Axis Real Estate Investment Trust

Target price: RM2.12 BUY

MIDF RESEARCH (JULY 24): Axis REIT’s (KL:AXREIT) 1HFY24 core net income of RM79.9 million came in within expectations, making up 52% and 48% of our and consensus full-year estimates respectively. Axis REIT announced a second distribution per unit (DPU) of 2.25 sen (ex-date: Aug 5) for 2QFY24, bringing total DPU to 4.55 sen in 1HFY24.

We make no changes to our earnings forecast for FY24F/25F/26F. We see stable earnings prospects for Axis REIT in the medium to long term as the performance of industrial assets in Malaysia is expected to remain resilient on the back of stable demand for industrial space in Malaysia. Besides, Axis REIT is expanding its assets under management via acquisitions that should continue to underpin earnings and DPU growth. Note that Axis REIT has a total estimated value of target acquisitions of RM220 million.

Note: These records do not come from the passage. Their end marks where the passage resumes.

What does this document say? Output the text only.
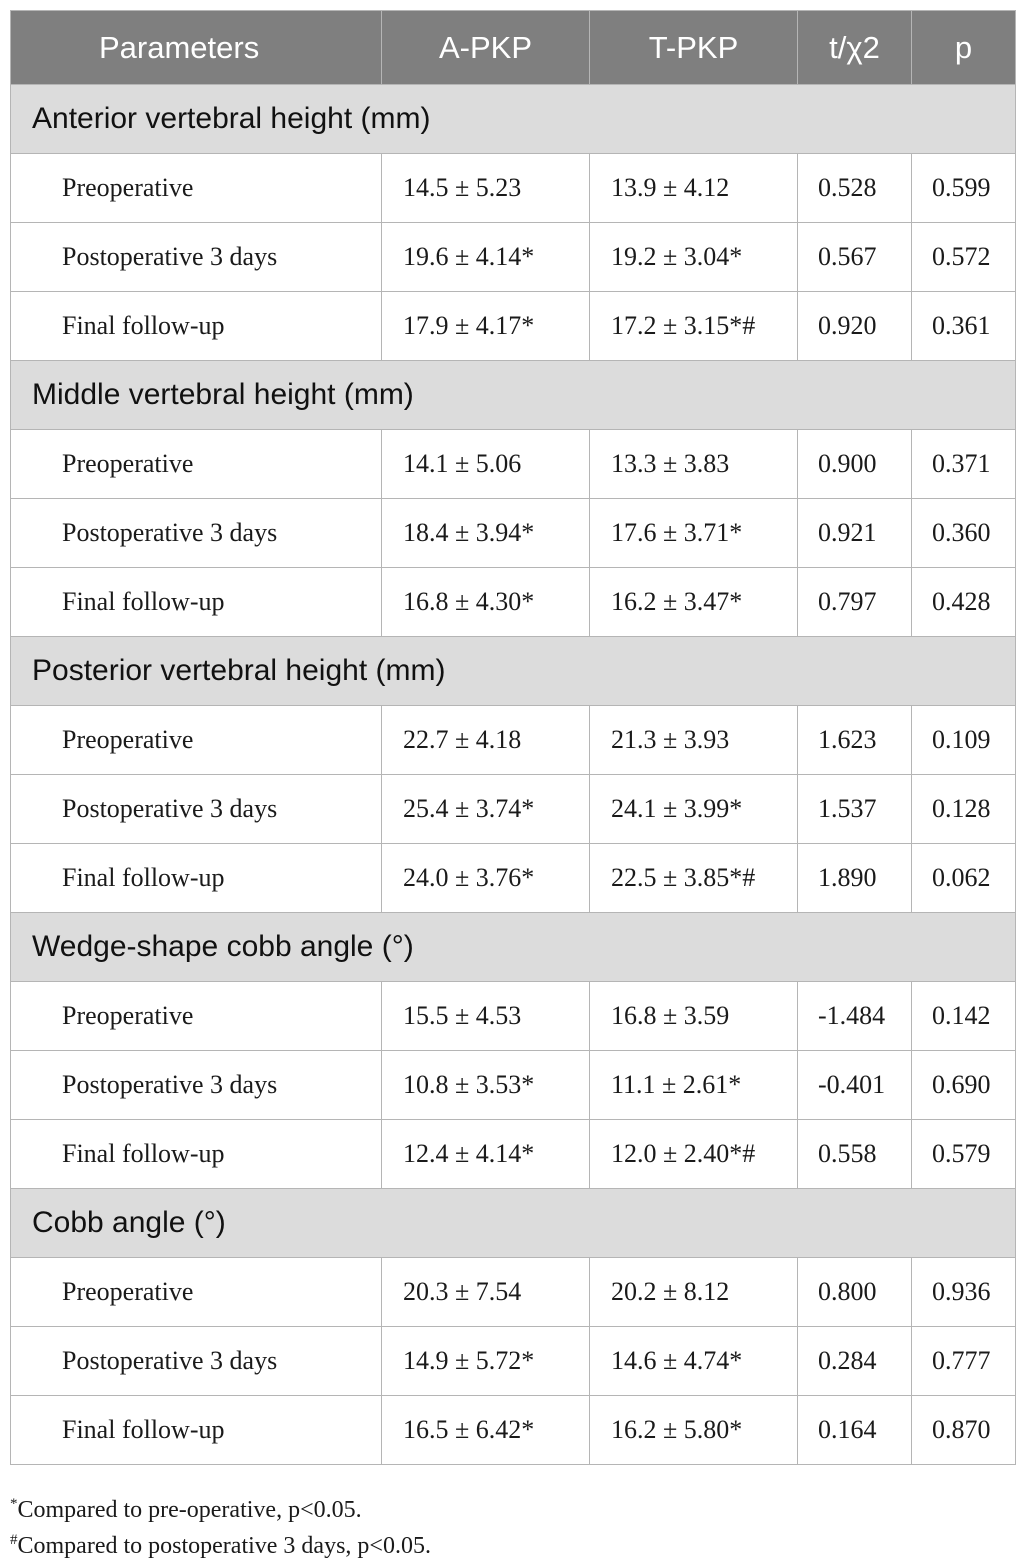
Parameters	A-PKP	T-PKP	t/χ2	p
Anterior vertebral height (mm)				
Preoperative	14.5 ± 5.23	13.9 ± 4.12	0.528	0.599
Postoperative 3 days	19.6 ± 4.14*	19.2 ± 3.04*	0.567	0.572
Final follow-up	17.9 ± 4.17*	17.2 ± 3.15*#	0.920	0.361
Middle vertebral height (mm)				
Preoperative	14.1 ± 5.06	13.3 ± 3.83	0.900	0.371
Postoperative 3 days	18.4 ± 3.94*	17.6 ± 3.71*	0.921	0.360
Final follow-up	16.8 ± 4.30*	16.2 ± 3.47*	0.797	0.428
Posterior vertebral height (mm)				
Preoperative	22.7 ± 4.18	21.3 ± 3.93	1.623	0.109
Postoperative 3 days	25.4 ± 3.74*	24.1 ± 3.99*	1.537	0.128
Final follow-up	24.0 ± 3.76*	22.5 ± 3.85*#	1.890	0.062
Wedge-shape cobb angle (°)				
Preoperative	15.5 ± 4.53	16.8 ± 3.59	-1.484	0.142
Postoperative 3 days	10.8 ± 3.53*	11.1 ± 2.61*	-0.401	0.690
Final follow-up	12.4 ± 4.14*	12.0 ± 2.40*#	0.558	0.579
Cobb angle (°)				
Preoperative	20.3 ± 7.54	20.2 ± 8.12	0.800	0.936
Postoperative 3 days	14.9 ± 5.72*	14.6 ± 4.74*	0.284	0.777
Final follow-up	16.5 ± 6.42*	16.2 ± 5.80*	0.164	0.870
*Compared to pre-operative, p<0.05.
#Compared to postoperative 3 days, p<0.05.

Our TP for Axis REIT is maintained at RM2.12, based on a dividend discount model. We continue to favour the industrial asset-focused Axis REIT, where healthy demand for industrial assets should continue to drive the REIT’s earnings growth. Besides, the rental contribution from newly acquired assets should support earnings growth in 2HFY24. Hence, we maintain our “buy” call on Axis REIT. Meanwhile, the distribution yield is estimated at 4.2%.